Second Circuit Orders Dismissal of Legal Challenge to Fintech Charter Program



On June 3, 2021, the Second Circuit ruled that the New York State Department of Financial Services (DFS) lacked legal standing to challenge the Office of the Comptroller of the Currency’s (OCC’s) fintech charter program.  The Second Circuit concluded that DFS lacked Article III standing because it failed to allege that the OCC’s decision caused it to suffer an actual or imminent injury in fact, and that DFS’s claims were constitutionally unripe for substantially the same reason.  It reversed the district court’s judgment and remanded the case to the district court with instructions to enter a judgment of dismissal without prejudice.  Lacewell v. Office of the Comptroller, No. 19-4271, 2021 WL 2232109 (2d Cir.
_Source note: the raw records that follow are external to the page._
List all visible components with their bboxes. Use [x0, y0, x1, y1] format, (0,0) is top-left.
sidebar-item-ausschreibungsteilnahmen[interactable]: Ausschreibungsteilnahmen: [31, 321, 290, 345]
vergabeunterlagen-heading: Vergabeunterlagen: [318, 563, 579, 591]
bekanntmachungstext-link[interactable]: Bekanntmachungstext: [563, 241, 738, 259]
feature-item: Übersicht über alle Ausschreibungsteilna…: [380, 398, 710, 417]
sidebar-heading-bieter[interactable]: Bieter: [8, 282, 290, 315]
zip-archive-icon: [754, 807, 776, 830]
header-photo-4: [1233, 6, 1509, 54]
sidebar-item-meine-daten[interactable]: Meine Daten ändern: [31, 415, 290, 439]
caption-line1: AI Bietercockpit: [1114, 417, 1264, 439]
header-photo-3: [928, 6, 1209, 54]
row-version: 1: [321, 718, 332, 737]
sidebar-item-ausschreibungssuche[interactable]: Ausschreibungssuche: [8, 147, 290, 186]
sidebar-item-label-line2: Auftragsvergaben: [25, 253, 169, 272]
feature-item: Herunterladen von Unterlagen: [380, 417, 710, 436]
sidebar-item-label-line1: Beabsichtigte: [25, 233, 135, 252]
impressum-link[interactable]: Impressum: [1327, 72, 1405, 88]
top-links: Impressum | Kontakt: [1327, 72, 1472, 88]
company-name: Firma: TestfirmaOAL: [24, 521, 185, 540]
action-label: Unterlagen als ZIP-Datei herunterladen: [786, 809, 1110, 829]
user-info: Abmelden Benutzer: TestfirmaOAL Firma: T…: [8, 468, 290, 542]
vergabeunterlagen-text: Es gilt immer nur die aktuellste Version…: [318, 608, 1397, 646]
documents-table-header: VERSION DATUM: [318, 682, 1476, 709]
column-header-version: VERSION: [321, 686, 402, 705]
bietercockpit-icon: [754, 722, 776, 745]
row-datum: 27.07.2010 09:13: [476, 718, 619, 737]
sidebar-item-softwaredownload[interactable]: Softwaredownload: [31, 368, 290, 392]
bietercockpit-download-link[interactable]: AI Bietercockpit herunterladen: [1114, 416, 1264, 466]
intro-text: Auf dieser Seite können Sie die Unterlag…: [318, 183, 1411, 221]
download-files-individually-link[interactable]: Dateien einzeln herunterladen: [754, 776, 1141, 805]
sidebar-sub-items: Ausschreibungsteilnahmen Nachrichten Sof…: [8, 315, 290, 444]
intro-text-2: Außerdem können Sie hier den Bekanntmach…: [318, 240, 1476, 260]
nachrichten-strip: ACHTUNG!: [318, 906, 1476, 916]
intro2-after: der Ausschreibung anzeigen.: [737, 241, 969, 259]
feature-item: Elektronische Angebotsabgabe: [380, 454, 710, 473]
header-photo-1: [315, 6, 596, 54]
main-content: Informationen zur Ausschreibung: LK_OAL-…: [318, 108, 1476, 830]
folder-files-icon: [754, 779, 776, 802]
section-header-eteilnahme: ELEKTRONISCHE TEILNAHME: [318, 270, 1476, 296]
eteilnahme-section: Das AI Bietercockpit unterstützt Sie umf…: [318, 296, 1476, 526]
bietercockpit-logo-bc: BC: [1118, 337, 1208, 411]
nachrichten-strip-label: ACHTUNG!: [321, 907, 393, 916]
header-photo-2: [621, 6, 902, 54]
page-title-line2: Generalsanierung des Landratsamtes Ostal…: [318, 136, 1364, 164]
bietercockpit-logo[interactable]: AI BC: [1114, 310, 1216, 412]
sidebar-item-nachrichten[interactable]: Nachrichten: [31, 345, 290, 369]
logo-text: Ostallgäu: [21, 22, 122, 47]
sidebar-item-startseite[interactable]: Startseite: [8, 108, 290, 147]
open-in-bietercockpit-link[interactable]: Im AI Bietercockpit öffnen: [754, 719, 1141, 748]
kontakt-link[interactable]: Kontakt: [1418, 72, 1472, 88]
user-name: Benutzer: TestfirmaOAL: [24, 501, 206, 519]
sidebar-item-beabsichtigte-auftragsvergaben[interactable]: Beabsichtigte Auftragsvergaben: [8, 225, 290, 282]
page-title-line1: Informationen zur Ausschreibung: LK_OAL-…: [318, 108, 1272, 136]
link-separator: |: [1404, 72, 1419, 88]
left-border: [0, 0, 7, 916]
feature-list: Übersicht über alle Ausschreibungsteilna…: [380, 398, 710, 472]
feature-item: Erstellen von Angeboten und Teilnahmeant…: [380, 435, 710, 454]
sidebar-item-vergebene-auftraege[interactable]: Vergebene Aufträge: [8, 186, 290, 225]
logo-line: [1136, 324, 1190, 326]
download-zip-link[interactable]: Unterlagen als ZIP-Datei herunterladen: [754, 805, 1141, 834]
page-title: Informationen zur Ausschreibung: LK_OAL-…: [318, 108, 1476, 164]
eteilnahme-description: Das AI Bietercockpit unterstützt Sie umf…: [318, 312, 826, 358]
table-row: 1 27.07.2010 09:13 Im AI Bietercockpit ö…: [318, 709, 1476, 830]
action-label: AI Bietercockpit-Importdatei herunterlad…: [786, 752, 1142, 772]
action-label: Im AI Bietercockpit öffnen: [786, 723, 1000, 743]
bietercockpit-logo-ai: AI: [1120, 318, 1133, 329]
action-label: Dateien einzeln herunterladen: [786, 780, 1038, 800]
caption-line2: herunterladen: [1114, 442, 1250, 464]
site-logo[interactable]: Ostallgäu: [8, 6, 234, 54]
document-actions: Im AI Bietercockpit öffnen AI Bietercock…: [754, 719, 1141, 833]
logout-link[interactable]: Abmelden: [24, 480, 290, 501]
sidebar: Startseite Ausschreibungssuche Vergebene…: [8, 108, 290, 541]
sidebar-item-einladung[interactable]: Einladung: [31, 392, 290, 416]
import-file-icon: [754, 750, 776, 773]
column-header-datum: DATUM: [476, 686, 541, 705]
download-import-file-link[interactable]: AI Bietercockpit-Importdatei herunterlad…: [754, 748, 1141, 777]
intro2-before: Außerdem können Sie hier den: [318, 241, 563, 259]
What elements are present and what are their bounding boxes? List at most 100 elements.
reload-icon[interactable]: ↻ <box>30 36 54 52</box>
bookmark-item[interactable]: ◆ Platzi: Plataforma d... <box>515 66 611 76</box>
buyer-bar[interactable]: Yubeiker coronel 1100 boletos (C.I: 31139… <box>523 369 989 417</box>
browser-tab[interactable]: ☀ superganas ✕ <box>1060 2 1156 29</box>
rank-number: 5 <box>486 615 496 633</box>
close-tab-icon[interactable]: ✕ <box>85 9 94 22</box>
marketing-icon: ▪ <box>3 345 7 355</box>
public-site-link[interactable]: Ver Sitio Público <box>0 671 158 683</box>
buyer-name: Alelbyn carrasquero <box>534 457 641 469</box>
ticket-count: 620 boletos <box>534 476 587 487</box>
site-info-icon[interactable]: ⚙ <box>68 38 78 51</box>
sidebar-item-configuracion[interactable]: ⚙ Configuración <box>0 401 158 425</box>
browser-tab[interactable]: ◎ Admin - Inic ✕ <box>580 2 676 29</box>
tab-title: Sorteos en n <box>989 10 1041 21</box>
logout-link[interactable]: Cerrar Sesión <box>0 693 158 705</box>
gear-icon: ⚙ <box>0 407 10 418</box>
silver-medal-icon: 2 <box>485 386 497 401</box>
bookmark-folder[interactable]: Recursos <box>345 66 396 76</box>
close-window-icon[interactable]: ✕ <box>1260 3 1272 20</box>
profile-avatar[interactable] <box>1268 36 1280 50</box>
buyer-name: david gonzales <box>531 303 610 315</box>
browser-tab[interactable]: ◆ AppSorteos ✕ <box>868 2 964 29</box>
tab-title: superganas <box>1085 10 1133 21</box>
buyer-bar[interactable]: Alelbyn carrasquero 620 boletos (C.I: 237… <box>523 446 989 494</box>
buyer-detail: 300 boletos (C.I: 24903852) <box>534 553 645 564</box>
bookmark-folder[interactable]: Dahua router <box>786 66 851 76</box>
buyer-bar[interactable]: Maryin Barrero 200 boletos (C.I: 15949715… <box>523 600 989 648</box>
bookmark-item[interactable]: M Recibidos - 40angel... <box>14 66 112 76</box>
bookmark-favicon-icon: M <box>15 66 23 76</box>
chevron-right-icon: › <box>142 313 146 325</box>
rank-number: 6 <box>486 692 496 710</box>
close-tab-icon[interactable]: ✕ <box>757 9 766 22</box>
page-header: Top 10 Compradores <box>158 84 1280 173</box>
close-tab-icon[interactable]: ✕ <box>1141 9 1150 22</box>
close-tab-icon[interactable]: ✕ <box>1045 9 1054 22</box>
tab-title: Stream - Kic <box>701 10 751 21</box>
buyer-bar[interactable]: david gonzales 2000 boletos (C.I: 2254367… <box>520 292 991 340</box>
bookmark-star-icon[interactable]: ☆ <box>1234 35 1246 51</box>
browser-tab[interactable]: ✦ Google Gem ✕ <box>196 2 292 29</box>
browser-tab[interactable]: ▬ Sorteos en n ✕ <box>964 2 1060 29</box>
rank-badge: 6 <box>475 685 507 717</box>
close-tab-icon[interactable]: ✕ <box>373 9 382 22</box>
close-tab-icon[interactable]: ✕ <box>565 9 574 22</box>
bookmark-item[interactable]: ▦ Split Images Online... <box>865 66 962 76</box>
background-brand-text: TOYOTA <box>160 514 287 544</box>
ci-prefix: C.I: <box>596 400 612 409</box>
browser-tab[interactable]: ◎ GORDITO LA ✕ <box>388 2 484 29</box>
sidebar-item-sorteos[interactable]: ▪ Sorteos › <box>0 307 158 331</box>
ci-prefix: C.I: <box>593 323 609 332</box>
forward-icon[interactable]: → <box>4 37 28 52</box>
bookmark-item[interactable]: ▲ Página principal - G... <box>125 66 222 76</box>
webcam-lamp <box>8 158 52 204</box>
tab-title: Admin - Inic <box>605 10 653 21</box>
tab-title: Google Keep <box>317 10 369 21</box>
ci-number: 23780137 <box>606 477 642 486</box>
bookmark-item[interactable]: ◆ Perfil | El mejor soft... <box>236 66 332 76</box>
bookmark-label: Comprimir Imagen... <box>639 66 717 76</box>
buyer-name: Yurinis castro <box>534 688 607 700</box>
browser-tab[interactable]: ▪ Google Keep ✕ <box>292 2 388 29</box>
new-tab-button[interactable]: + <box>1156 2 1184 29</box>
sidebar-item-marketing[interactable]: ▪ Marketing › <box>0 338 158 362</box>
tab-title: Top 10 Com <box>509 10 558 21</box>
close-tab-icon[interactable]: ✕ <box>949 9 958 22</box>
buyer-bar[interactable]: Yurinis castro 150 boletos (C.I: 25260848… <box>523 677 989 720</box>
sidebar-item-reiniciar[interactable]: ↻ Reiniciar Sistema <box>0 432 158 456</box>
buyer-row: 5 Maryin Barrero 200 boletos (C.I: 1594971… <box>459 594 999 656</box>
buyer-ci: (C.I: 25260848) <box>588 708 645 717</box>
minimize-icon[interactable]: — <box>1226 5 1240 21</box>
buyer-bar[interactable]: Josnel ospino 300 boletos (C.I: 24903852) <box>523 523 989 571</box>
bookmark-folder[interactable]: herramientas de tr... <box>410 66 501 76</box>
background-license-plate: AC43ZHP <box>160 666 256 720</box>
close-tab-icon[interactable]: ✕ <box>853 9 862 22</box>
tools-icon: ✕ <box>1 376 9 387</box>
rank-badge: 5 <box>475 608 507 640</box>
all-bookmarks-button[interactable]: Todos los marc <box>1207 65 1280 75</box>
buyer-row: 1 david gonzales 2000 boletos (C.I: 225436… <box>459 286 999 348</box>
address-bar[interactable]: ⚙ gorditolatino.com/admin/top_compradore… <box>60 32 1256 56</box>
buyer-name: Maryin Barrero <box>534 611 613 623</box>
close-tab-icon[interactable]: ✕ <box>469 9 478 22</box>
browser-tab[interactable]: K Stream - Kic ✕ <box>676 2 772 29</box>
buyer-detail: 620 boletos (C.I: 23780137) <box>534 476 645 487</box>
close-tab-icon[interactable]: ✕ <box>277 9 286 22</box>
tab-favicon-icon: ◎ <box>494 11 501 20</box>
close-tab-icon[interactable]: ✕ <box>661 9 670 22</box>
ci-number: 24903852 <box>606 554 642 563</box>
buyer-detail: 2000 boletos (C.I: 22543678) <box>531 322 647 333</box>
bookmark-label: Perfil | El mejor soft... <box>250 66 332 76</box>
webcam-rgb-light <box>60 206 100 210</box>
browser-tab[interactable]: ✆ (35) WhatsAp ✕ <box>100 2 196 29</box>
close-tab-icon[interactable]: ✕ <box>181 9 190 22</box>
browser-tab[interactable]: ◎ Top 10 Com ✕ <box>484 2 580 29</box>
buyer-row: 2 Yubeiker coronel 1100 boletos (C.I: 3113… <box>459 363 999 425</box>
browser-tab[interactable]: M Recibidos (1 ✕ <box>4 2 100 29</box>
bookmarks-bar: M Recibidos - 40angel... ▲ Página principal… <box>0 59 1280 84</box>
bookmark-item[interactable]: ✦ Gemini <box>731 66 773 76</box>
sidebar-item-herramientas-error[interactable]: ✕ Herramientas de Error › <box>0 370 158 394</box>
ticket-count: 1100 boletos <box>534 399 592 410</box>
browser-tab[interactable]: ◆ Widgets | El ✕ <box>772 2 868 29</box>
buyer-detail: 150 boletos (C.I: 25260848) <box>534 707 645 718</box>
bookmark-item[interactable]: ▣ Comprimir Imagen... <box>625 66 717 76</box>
June 3, 2021).

DFS brought the lawsuit against the OCC in September 2018, challenging the OCC’s decision to begin accepting applications for special-purpose national bank (SPNB) charters from fintechs, including fintechs that do not accept deposits, engaged in the “business of banking” as that term is used in the National Bank Act (NBA).  DFS argued, in relevant part, that the OCC’s decision to accept such applications exceeded its statutory authority because non-depository companies are not engaged in the “business of banking.”  The district court held that DFS had standing to file its lawsuit, and that the OCC exceeded its authority under the NBA because the term “business of banking” requires that only depository institutions are eligible to receive national bank charters.

The Second Circuit reversed the district court’s decision and concluded that DFS lacked Article III standing because it had not suffered any actual injury.  DFS argued on appeal that there was a substantial risk that the OCC’s decision would enable non-depository fintechs with SPNB charters to escape enforcement by claiming federal preemption, thereby causing regulatory disruption and harming the State of New York.  The Second Circuit rejected that argument, holding that DFS’s asserted risk of regulatory injury was too speculative to meet the requirements of Article III.  Additionally, DFS argued that the OCC’s decision would cause it to lose revenue acquired through annual assessments levied upon institutions it regulates.  The Second Circuit also rejected this argument, holding that, “[a]t least until a non-depository fintech that DFS currently regulates—or would otherwise regulate—decides to apply for an SPNB charter, this alleged assessment loss will remain purely ‘conjectural or hypothetical,’ rather than ‘imminent’ as the Constitution requires.”  Finally, the Second Circuit held that DFS’s Administrative Procedure Act claims were neither constitutionally nor prudentially ripe for judicial review because the OCC has not yet received or granted applications for SPNB charters from non-depository fintechs.

In light of its determination that DFS lacked Article III standing and DFS’s claims were not constitutionally ripe, the Second Circuit “lack[ed] jurisdiction to decide the remaining issues on appeal.”  The Second Circuit thus did not reach the merits of whether the “business of banking” as used in the NBA unambiguously requires the receipt of deposits; instead, the Second Circuit “express[ed] no view” on that portion of the district court’s holding.

DISCLAIMER: Because of the generality of this update, the information provided herein may not be applicable in all situations and should not be acted upon without specific legal advice based on particular situations.